Sky "Sunlight" Saxon (1946[citation needed] – June 25, 2009) was an American rock and roll musician who was best known as the leader and singer of the 1960s Los Angeles garage rock band The Seeds.

Saxon was born Richard Marsh in Salt Lake City, Utah. (Different sources suggest a birth year of either 1937, 1945 or 1946.) He began his career performing doo-wop pop tunes in the early 60s under the name Little Richie Marsh.[5] After changing his name to Sky Saxon, he formed the Electra-Fires in 1962 and then Sky Saxon & the Soul Rockers. In 1965, Saxon founded the psychedelic flower power band The Seeds with Jan Savage (guitar), Rick Andridge (keyboards) and Darryl Hooper (drums). Hit songs for Saxon and the Seeds included Can't Seem to Make You Mine and (You're) Pushin' Too Hard, which became a top 40 song in 1967 and was covered by the Monkees. Saxon's singing performance has been dismissed by critics like Lester Bangs of Rolling Stone Magazine as an American imitation of Mick Jagger, while others considered it a more complicated synthesis of Jagger, Eddie Cochran and Buddy Holly. The music on the Seeds 1966 albums The Seeds and A Web of Sound has been described as "weird psychotic blues highlighting Sky's demented vocal sermonizing."

Saxon broke up the Seeds band in 1967 and formed the Sky Saxon Blues Band. After the release of one album, A Full Spoon of Seedy Blues, Saxon reestablished the Seeds but the group did not attract any mainstream attention.

After The Seeds

In the 1970s, Saxon became a member of the Source Family religious group, a Hollywood Hills commune led by YaHoWha who gave Saxon the names Sunlight and Arlick. In 1998, Saxon orchestrated the release of a 13-CD set of the psychedelic tribal music recorded by the commune's band Yahowha 13 during the 1970s.

In subsequent years, Saxon released a number of albums under various band names including The Starry Seeds Band, Sky Saxon & Firewall and King Arthur's Court.
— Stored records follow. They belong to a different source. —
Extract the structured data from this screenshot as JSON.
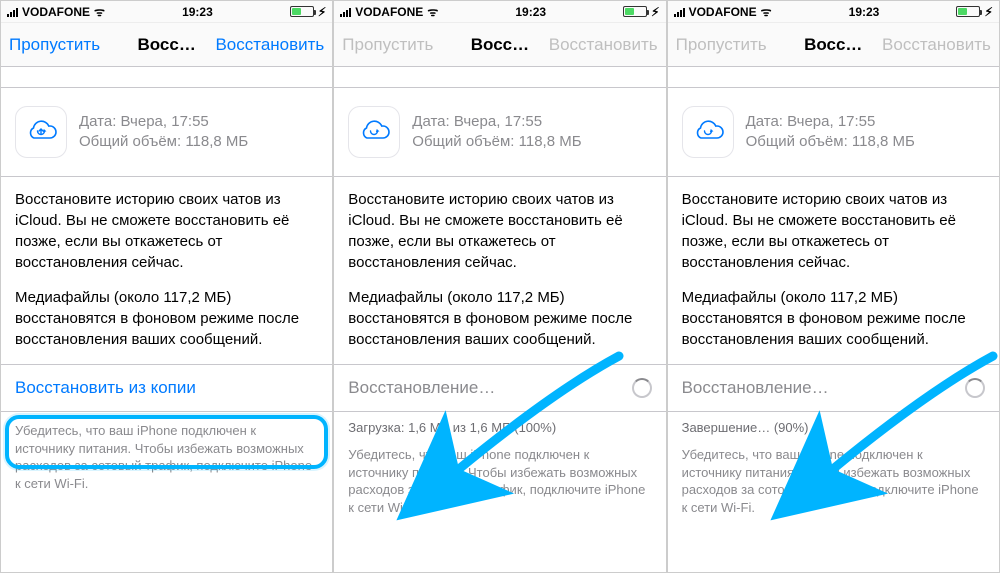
{
  "statusbar": {
    "carrier": "VODAFONE",
    "time": "19:23",
    "wifi_glyph": "ᯤ",
    "charging_glyph": "⚡︎"
  },
  "nav": {
    "skip": "Пропустить",
    "title_truncated": "Восс…",
    "restore": "Восстановить"
  },
  "backup": {
    "date_label": "Дата: Вчера, 17:55",
    "size_label": "Общий объём: 118,8 МБ"
  },
  "body": {
    "p1": "Восстановите историю своих чатов из iCloud. Вы не сможете восстановить её позже, если вы откажетесь от восстановления сейчас.",
    "p2": "Медиафайлы (около 117,2 МБ) восстановятся в фоновом режиме после восстановления ваших сообщений."
  },
  "footnote": "Убедитесь, что ваш iPhone подключен к источнику питания. Чтобы избежать возможных расходов за сотовый трафик, подключите iPhone к сети Wi-Fi.",
  "screens": [
    {
      "restore_label": "Восстановить из копии",
      "mode": "link",
      "progress_line": "",
      "nav_dimmed": false,
      "highlight": true,
      "arrow": false
    },
    {
      "restore_label": "Восстановление…",
      "mode": "progress",
      "progress_line": "Загрузка: 1,6 МБ из 1,6 МБ (100%)",
      "nav_dimmed": true,
      "highlight": false,
      "arrow": true
    },
    {
      "restore_label": "Восстановление…",
      "mode": "progress",
      "progress_line": "Завершение… (90%)",
      "nav_dimmed": true,
      "highlight": false,
      "arrow": true
    }
  ],
  "colors": {
    "ios_blue": "#007aff",
    "annotation_blue": "#00b4ff"
  }
}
Additionally, Saxon had several times reformed The Seeds with different musician line-ups.

In 2008, Saxon and the Seeds collaborated on some new songs and recordings with Billy Corgan of the Smashing Pumpkins. Saxon later appeared in the music video of the Smashing Pumpkins' song Superchrist.

Saxon died on June 25, 2009, in an Austin, Texas hospital. He had been hospitalized with what doctors suspected was an infection of the internal organs, but the cause of death has not yet been released. He was reported to be 63 years old.